In my expirience, it's easier to use a collection agency vs. going the lawyer route.


----------



## silvetouch (Jul 29, 2004)

anyone know of a good collection agency & rates for Michigan?


----------



## dlcs (Sep 2, 2004)

I think it would be easier to just look in the yellow pages and find a local firm that handles corporate and contract law. We have one particlular law firm that handles everything for us. You should already have a firm pcked out ahead of time for stituations. We have used the same firm for collection, businees matters, etc since we went into business. We are also good friends with one of the partners and they all are clients of ours. For our company, this was a good move as we have brought in alot of work from this relationship.


----------



## coral (May 4, 2008)

i agree, plan on 30% cost for a lawywer, with no gaurantee of funds. Even when the court rules in your favor it may take years to get your money.....JMO dont get in too deep


----------



## andcon83 (Dec 10, 2005)

could be a little more...the place I work just used a collection agency and it was 1/3 (33.33%). 1/3 of a big bill takes a good hunk out of it.


----------



## DodgeRam1996 (Oct 8, 2006)

What should subs do who haven't been paid? What about the labor board?


----------



## alternative (Jan 26, 2005)

I have a collection and attorney for collecting. Yes the collections agency charges less % based on dollar amount and age of invoice, but in my opinion they are not as efficient as my lawyer, although he gets 50% but he gets me paid everytime..I think that the customer gets the letter from the attorney and just figures out that im serious about collecting and they pay up..
Pm for collections info, i;ll dig up the phone number (silvertouch(


----------



## NW Snow Removal (Oct 12, 2007)

*Steinberg Stearns & Cruz*

The law firm of Steinberg, Stearns, & Cruz based out of Florida

My contact there is Brady Baya. He is great and we've recovered quite a bit of $ from customers who we were ready to write off as lost causes. They are affiliated with SIMA and work QUICK. They have a sliding pay scale...I think we've paid between 15-20% of funds recovered. I just got a call today about an account that they received FULL PAYMENT from yesterday. (That's why I'm posting - I'm so relieved because it was a big delinquent account, over 14K).  Tell him Maggie from Northwest recommended him. =)

Direct (813) 343-0120

Toll Free (866) 686-7254

Fax (727) 645-6986

http://www.steinbergstearnsandcruz.com/


----------



## SullivanSeptic (Nov 30, 2008)

That 15-20% is not bad to pay especially if you were going to write them off as a loss.
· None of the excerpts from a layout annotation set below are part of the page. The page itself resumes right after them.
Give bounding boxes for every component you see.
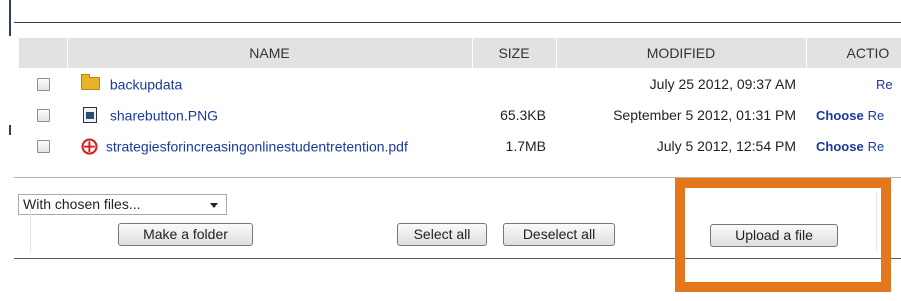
file-modified: July 25 2012, 09:37 AM xyxy=(649,75,796,92)
chevron-down-icon xyxy=(210,203,218,208)
left-accent-rule-lower xyxy=(9,125,11,135)
make-folder-button[interactable]: Make a folder xyxy=(118,223,253,246)
table-row: sharebutton.PNG 65.3KB September 5 2012,… xyxy=(19,99,901,130)
file-size: 1.7MB xyxy=(505,137,546,154)
file-size xyxy=(472,68,556,99)
row-checkbox[interactable] xyxy=(36,140,50,154)
select-all-button[interactable]: Select all xyxy=(397,223,487,246)
file-modified: September 5 2012, 01:31 PM xyxy=(613,106,796,123)
choose-link[interactable]: Choose xyxy=(816,108,864,123)
header-modified[interactable]: MODIFIED xyxy=(556,38,807,68)
rename-link[interactable]: Re xyxy=(876,77,893,92)
file-name-link[interactable]: strategiesforincreasingonlinestudentrete… xyxy=(106,138,408,154)
chosen-files-select-value: With chosen files... xyxy=(23,196,141,212)
chosen-files-select[interactable]: With chosen files... xyxy=(18,194,227,215)
header-checkbox-col xyxy=(19,38,68,68)
header-name[interactable]: NAME xyxy=(67,38,473,68)
top-border xyxy=(14,22,901,23)
header-actions: ACTIO xyxy=(806,38,901,68)
file-modified: July 5 2012, 12:54 PM xyxy=(656,137,796,154)
table-row: backupdata July 25 2012, 09:37 AM Re xyxy=(19,68,901,99)
file-table: NAME SIZE MODIFIED ACTIO backupdata July… xyxy=(19,38,901,161)
choose-link[interactable]: Choose xyxy=(816,139,864,154)
highlight-box xyxy=(675,178,891,292)
header-size[interactable]: SIZE xyxy=(472,38,557,68)
folder-icon xyxy=(81,73,100,90)
file-name-link[interactable]: sharebutton.PNG xyxy=(110,107,218,123)
row-checkbox[interactable] xyxy=(36,78,50,92)
row-checkbox[interactable] xyxy=(36,109,50,123)
image-file-icon xyxy=(83,107,97,124)
vertical-divider xyxy=(30,208,31,252)
left-accent-rule xyxy=(9,0,11,36)
deselect-all-button[interactable]: Deselect all xyxy=(503,223,615,246)
rename-link[interactable]: Re xyxy=(868,108,885,123)
pdf-icon: ⨁ xyxy=(81,136,98,156)
rename-link[interactable]: Re xyxy=(868,139,885,154)
file-size: 65.3KB xyxy=(500,106,546,123)
table-header-row: NAME SIZE MODIFIED ACTIO xyxy=(19,38,901,68)
table-row: ⨁ strategiesforincreasingonlinestudentre… xyxy=(19,130,901,161)
file-name-link[interactable]: backupdata xyxy=(110,76,182,92)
But thats why I have a brother that is a contract lawyer. Works for a big frim in Chicago. Gotta love a free attorney! Or at least cheaper than most!


----------



## Novadiecast (Jul 16, 2007)

I have never had a problem collecting but my contract states that the customer is responsible for all attorney fees. So wouldn't the attorney need to add his cost onto the bill? That is what I would instruct my attorney to do if needed.


----------



## SullivanSeptic (Nov 30, 2008)

All that means is u have to pay the lawyer fees up front. Then when you settle, he will have to pay your fees. But have fun getting that out of them. If they are not paying the bill, they are not going to pay your lawyer fees. Plus, 99 percent of the cases get settled out of court and at that point, most people just want their original contract amount.


----------